The tradition of civil disobedience involves breaking a law in favor of a higher law. It is a statement of non-cooperation with illegitimate authority.
There are people for whom this will not be an option or an appropriate expression of resistance. We hope that each of us will consider what additional action and sacrifice we will make to end this war.
As Chris Hedges explained his reasons for tax refusal, "I have friends in Tehran, Gaza, Beirut, Baghdad, Jerusalem and Cairo. They will endure far greater suffering and deprivation. I want to be able, once the slaughter is over, to at least earn the right to ask for their forgiveness."
The world and history will judge us by how vigorously we resist the illegal and immoral war tactics of the Bush Administration. One start is to stopping paying for Bush's war. What are you doing out there?
Want to reply to a comment? Hint: Click "Reply" at the bottom of the comment; after being approved your comment will appear directly underneath the comment you replied to
Google--"the 14 points of Fascism" and start an e-mail chain letter or print out and mail as a chain letter. Mail it to churches, fraternal organizations and small news media outlets. This is the least you can do. Have a great holiday, watch the calories and the booze.
People will continue to turn a blind eye until this war hits home more personally. You would think that gas at the almost continuous price of $3.00 a gallon would do it. I know my husband and I are struggling with this big chunk taken out of his weekly pay. I also know that he would never stop paying his taxes.
I keep saying the only way this war will touch almost everyone is a draft and higher taxes to pay for it. The next closest thing would be the collapse of our economy. Or perhaps the Chinese will get fed up over something and call in a loan or two.
Without those it's just one more way for the Bush administration to make us forget.
The sad fact is: Americans really have very little control over their government, which is an oligarchy of major corporations. Those corporations are increasingly reactionary and eager for war, which profits them enormously. Our elections are largely proforma affairs pitting one corporate-backed shill against another. That's why the plight of America's working class has steadily worsened in recent decades.
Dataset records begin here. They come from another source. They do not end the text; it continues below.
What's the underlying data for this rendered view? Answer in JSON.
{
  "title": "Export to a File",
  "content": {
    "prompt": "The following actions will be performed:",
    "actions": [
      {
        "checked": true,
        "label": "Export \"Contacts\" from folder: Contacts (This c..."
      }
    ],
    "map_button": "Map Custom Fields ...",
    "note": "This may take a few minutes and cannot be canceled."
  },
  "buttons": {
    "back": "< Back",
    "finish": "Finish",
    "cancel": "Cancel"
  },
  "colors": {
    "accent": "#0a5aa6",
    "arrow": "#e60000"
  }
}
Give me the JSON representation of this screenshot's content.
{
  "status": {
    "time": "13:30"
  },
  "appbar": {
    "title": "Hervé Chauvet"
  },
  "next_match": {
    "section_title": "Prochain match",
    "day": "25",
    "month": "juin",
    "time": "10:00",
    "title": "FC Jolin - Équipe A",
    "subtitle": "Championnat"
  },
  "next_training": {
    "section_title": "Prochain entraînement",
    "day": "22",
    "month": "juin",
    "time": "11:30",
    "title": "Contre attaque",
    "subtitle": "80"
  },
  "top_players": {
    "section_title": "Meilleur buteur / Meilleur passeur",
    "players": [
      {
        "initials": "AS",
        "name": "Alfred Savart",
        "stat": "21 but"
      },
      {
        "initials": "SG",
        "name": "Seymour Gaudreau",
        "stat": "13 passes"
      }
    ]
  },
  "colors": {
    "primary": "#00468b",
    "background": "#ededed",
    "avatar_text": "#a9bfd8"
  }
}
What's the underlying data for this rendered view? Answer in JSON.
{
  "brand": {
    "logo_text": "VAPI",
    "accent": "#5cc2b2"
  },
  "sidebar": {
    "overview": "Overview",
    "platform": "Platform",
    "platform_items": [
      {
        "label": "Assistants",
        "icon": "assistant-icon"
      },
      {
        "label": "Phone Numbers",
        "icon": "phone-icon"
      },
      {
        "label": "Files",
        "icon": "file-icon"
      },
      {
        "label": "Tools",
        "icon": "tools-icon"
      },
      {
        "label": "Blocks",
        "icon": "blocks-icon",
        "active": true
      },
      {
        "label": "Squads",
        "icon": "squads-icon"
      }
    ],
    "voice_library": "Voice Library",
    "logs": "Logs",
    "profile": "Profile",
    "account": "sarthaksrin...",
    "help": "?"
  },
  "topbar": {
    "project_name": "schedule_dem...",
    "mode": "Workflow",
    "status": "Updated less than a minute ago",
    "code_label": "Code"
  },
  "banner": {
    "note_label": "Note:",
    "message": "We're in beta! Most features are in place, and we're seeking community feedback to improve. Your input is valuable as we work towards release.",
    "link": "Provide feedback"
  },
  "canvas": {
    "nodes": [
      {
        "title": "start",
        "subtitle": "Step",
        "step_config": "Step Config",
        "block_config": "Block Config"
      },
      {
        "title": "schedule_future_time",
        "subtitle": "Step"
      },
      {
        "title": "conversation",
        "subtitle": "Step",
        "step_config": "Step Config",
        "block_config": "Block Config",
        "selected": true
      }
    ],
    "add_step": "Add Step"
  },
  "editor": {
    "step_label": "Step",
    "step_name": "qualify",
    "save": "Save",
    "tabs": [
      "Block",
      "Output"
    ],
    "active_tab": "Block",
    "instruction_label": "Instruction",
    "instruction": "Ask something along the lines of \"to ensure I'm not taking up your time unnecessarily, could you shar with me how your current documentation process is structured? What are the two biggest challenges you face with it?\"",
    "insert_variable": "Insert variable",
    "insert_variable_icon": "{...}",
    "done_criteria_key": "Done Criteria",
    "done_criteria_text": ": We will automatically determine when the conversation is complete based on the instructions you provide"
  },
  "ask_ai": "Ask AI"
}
Take health care, for instance. If Hillary or Obama is elected, she or he will launch into a flurry of activity to get minor reforms passed, but will soon give up, proclaiming, "The Republicans in Congress are blocking me. Nothing I can do." And so on regarding tax reform, immigration, job exportation, you name it. And four years from now we will get all excited about another meaningless election.
What we really need is a complete overhaul of our federal government, but don't hold your breath.
Sorry I was busy shopping. Did someone say that there is a war?
Um, the war is so you can have gas...or didn't
you get the memo?
Excellent post. So THAT'S why all those new prisons are being built all over the country!!New digs for all of the tax evaders and victims of a hijacked economy. But that's OK. As all of the good paying jobs are being outsourced anyway and people can no longer afford to pay their mortgages, the US government can solve this problem by handing over those houses to elites and others from countries like Canada and China and India and Dubai as the dollar tanks beneath the peso. I mean, where else are the American people going to live once they can't afford to live? Oh, such a *considerate* government we have to think about the citizens of this country...
Have a nice life at Gitmo. And remember, torture of every kind is now legal in the United States, especially by the IRS.
Wise up Jodie. We're NOT buying Bush's war. We're putting it on the credit card and willing the balance to the kids.
Free war! Cool!
Jodi - This is fantastic. Please tell us where to go to for this pledge and any other links for the anti-war coalition. Thanks alot! - Laura
I thought China was financing the war.